Published Sep 14, 2010
walk6miles
308 Posts
In the late 90's I took my first travel assignment in Baltimore. As a travel nurse I watched with complete shock and disbelief while the administration of a large well known hospital literally "fired" all of it's nursing staff and replaced each member of staff with a travel nurse. It was bloody awful and wrong, wrong, wrong. Critical care nurses are different; tough, intelligent, resilient and most times tough to please. We want our patients safely tucked in and healing as we watch them. We want the patient safe and comfortable and the families in and out and we all have our own ideas of what our patient can tolerate and what we as caregivers can tolerate as well.
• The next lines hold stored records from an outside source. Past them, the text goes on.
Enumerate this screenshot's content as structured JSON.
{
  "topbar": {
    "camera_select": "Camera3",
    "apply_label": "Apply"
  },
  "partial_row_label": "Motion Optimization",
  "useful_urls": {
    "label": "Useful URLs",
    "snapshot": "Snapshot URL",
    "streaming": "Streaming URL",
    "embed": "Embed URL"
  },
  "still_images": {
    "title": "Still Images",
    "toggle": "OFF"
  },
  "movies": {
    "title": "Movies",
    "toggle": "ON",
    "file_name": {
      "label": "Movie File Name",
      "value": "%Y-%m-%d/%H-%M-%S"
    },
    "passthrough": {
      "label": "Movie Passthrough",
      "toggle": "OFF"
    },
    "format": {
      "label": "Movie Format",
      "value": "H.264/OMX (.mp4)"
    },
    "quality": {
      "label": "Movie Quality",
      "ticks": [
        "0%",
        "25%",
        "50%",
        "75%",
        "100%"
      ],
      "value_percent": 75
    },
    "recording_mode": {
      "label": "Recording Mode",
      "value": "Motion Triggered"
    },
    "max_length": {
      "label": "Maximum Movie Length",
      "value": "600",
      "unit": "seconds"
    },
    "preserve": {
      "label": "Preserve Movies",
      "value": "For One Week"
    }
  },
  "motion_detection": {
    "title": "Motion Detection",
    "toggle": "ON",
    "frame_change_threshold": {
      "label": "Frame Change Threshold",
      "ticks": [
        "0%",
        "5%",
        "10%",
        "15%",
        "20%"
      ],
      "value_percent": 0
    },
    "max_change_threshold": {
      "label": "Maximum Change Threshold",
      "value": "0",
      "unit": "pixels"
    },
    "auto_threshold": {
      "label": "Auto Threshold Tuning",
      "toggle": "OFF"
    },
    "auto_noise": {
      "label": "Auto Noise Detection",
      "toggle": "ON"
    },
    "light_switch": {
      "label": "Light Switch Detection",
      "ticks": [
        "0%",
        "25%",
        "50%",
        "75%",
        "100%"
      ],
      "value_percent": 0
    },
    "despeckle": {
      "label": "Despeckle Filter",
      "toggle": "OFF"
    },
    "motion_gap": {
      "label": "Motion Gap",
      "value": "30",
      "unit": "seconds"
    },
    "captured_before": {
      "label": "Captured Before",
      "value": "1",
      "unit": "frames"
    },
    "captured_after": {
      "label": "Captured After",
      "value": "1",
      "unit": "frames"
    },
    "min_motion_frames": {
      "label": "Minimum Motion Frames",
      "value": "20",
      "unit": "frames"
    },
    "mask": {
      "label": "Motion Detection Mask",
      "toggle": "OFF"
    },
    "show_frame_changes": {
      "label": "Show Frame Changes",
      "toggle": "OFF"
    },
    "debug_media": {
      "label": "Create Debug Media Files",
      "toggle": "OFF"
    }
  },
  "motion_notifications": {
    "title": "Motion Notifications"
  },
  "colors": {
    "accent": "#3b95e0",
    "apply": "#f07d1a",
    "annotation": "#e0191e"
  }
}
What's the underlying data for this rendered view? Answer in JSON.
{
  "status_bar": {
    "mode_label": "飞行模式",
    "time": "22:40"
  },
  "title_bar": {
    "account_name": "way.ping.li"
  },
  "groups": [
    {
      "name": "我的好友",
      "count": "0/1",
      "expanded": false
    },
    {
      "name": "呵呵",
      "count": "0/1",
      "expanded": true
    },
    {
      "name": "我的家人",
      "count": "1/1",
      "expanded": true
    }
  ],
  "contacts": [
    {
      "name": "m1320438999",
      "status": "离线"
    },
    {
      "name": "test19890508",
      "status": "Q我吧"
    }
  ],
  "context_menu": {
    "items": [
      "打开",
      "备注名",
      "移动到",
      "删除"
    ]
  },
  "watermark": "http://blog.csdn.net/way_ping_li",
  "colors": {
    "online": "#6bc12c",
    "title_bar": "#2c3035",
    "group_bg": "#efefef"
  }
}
The facility in which I have worked for ten years has begun a campaign that is so undermining and dangerous to patient safety that I just cannot believe there is one sane person left in the admnistrative offices. In the past six months, administration has fired/terminated at least twelve of the hospital's most experienced and dedicated critical care nurses. Additionally, these same administrators are using the shabbiest excuses to terminate said nurses; the morale in the entire buillding is the lowest I have ever seen. The latest disgusting episode is so painful to explain that let it be said the new nurse who participated in trumping up the charge of patient abuse needs to check her character (I think she left it in an alley somewhere). Achieving charge by deliberately ruining the reputation (and placing another nurse's license at risk) is wrong, wrong, wrong. By the way, telling a slightly confused patient that they must stop trying to smack their nurse in the face or have their wrists restrained is at best an effort to keep the patient safely in bed and on oxygen and I would be shocked if anyone out there can say they have never tried to persuade a patient to remain in bed on monitoring equipment. The one nurse who is the biggest offender (if asked if I would let that particular nurse care for a family member the answer is NO NO NO).
To finish this thread, let me say the nurses removed were the most experienced and hard-working; those remaining are new and just gathering their experiences. They don't deserve to be saddled with three critical patients in ICU. May God help us all.